By this point, clubs and casinos were spread out all over the island, including the cluster of beachside Black-owned businesses off 28th Street known as “Gus’s Alley.” For more than a decade starting in the early 1950s, the Manhattan Club was a popular meeting spot for African-American trade associations and social clubs. It also hosted concerts by now-forgotten bandleaders such as Bobby Scott, Al Goodlow and Willard Dickerson.
Still, it was the Balinese, and the Maceos that fixed Galveston in the public imagination as a freewheeling, fun-loving place — a poignant image that lingered long after the state of Texas successfully shut down the Balinese, and many others like it, in 1957. Hurricane Ike wiped it out for good in 2008.

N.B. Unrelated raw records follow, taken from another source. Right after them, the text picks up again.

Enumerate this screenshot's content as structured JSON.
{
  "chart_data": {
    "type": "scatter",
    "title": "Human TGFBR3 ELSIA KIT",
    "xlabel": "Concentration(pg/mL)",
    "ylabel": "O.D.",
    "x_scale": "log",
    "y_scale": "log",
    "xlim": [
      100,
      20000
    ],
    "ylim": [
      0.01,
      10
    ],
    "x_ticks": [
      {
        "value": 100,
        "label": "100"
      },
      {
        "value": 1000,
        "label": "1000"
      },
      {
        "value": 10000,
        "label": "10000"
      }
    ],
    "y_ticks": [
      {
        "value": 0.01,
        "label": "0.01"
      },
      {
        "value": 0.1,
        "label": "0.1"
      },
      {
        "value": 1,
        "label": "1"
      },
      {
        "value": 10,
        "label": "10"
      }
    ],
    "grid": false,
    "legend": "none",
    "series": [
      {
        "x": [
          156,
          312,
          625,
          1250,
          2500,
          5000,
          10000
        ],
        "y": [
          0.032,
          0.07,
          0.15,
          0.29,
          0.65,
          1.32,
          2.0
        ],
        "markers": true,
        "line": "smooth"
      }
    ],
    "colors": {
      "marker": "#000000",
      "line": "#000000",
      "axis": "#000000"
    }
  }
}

“Take any image that was conjured when you think of 1930s Hollywood glamour: the women in the satin elbow-length gloves and floor-length ball gowns,” said Fountain, who wrote the 2020 book “The Maceos and the Free State of Galveston: An Authorized History.”
“It was high-class, and that was on purpose, because the Maceos looked at Galveston and they saw the potential of what it could be,” she said. “And they did it — they pulled it off for 40 years. We had absolutely no desire to be a family-friendly tourist town until after the Free State was shut down.”